The so-called “nuclear” change in filibuster rules in the U.S. Senate last week was overdue. We wish it were otherwise. For several decades after the civil-rights era, the filibuster served as a sparingly applied brake on federal decisionmaking. It allowed for prolonged consideration when hasty action might have led to folly.
But since the dawn of the 21st century, and especially since the inauguration of the current president, the filibuster has been pushed pedal-to-the-metal. Twenty of the 23 filibusters of federal district court nominees in all of Senate history have occurred in the past four years, at the hands of the Senate GOP minority.
Wishing for more restraint in Republican use of the filibuster to block the confirmation of executive and judicial branch appointments wasn’t making it so. The rest of government was paying an increasing price for the Senate’s partisan warfare. Majority senators would have been derelict in their sworn obligation to uphold the U.S. Constitution’s tripartite governing structure if they had not acted to get the Senate’s confirmation calendar moving again.
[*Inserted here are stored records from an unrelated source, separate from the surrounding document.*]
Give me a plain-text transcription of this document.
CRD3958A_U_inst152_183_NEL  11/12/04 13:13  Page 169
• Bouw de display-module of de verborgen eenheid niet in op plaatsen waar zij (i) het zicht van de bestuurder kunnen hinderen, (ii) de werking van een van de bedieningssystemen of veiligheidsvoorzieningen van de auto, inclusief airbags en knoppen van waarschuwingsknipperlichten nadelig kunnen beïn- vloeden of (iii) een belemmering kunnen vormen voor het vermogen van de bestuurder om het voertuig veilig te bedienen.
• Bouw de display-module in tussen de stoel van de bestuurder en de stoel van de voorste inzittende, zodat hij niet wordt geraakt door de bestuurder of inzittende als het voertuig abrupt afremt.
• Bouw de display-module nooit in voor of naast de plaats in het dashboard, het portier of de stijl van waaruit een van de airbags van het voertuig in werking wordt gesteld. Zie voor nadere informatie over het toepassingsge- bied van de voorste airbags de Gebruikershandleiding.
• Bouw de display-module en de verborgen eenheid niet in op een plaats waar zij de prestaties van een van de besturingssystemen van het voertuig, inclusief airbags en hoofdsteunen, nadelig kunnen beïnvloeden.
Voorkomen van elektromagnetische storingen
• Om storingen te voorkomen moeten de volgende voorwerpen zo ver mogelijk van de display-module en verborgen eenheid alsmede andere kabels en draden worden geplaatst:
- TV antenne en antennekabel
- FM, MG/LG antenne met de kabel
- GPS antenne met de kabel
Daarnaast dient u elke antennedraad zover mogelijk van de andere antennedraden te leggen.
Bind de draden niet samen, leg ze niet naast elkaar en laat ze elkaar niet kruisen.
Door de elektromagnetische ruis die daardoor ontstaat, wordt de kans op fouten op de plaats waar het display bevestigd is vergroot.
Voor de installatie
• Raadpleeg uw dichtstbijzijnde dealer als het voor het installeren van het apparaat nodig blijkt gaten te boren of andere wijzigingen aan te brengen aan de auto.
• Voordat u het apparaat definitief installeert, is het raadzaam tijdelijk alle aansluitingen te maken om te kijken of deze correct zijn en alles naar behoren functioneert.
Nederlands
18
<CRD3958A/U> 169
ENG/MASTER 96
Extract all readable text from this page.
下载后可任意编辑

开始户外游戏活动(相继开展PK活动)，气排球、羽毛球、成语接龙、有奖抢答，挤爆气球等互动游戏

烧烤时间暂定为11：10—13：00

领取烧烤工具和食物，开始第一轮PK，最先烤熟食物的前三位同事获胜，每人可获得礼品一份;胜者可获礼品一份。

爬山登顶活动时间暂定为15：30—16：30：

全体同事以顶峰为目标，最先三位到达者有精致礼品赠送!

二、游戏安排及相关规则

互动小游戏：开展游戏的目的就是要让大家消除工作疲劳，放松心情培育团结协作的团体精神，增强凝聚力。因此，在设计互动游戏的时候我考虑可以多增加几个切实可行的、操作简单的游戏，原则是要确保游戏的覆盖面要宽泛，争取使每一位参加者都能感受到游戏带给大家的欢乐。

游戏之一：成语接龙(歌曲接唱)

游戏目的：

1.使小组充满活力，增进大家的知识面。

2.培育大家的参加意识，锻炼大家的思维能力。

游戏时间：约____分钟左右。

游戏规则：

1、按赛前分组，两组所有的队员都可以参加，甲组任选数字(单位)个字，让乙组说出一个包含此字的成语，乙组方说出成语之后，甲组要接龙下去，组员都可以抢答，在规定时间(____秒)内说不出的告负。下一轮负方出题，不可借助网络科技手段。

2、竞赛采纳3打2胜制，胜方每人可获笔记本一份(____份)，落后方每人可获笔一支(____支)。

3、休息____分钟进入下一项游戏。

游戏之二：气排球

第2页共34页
The rules change means that no longer will 60 votes be required to bring confirmations to the floor of the Senate for an up-or-down vote. A simple majority, 51 votes — or 50 plus the vice president — will do the job. (The filibuster option will remain intact for U.S. Supreme Court confirmations and for legislation.) Some analysts believe that option’s days are also numbered, though it’s worth noting that the last change in filibuster rules was engineered by then-U.S. Sen. Walter Mondale in 1975. The Senate seldom does anything in haste.
In practical terms, President Obama and his successors can expect an easier time filling federal agency positions and vacancies on the federal bench. That ease could inspire the appointment of more extreme partisans to those posts. But the absence of the intraparty discipline required to overcome a filibuster could also free dissenters within the majority to speak up when they find appointees objectionable. Those voices are muzzled when even minor-post confirmations are treated as partisan contests.
The change also means, practically speaking, that the outlook has dimmed for bipartisan dealmaking by the Democratic Senate and the GOP-controlled House on other issues, including immigration reform and a jobs bill. But those prospects were already bleak. Some analysts say that the filibuster change happened because Senate Democrats believe their policy agenda was already lost. Depriving the GOP of the opportunity to filibuster confirmations at least allows Democrats to fill key government positions while they control the Senate.
Democrats understand that the political table could turn on them. When they were in the minority in 2005, they resisted the change they just imposed. Since then, says Minnesota senior Sen. Amy Klobuchar, more Democratic senators have come around to her view that any president ought to be allowed wide latitude to fill his administration’s leadership positions as he or she sees fit. That at a minimum is what winning a U.S. presidential election should assure, she says.
A former prosecutor, Klobuchar also argues forcefully that leaving judicial positions vacant for purely partisan reasons is unacceptable. “Everything from criminal cases to consumer cases get delayed,” she said this week. “The most complicated cases end up in federal court. We need every judicial position filled to handle that load.”
It’s notable that the filibuster that went too far in the eyes of Senate Democrats was over three appointees to the District of Columbia Circuit of the U.S. Court of Appeals. That court is the venue for cases involving the administrative decisions of federal agencies, making it second only to the Supreme Court in influence. Its docket in coming years is likely to include cases that deal with the Environmental Protection Agency’s efforts to curb carbon emissions and various agencies’ implementation of the Dodd-Frank law governing the financial-services industry. Those cases deserve to be assigned to a court at full strength.
As Klobuchar said Nov. 7 on the Senate floor, the three stalled appointees to that court are people with stellar credentials. Two of the three are women; one previously filibustered appointee to the D.C. Circuit was also female. The need for better gender balance is among several reasons why the appointees deserve confirmation.
If the filibuster had not been “nuked,” it’s not clear when or even if the D.C. Circuit would be back to its full 11-judge complement. The same goes for the rest of the federal court system. Nearly 11 percent of federal judgeships are vacant, causing stress and delay that ultimately erodes the quality of the administration of justice.
A functional courts system is too important to an orderly society to be treated as a political hostage in the Senate. When the GOP stepped up its use of the filibuster on judicial appointments, it went too far.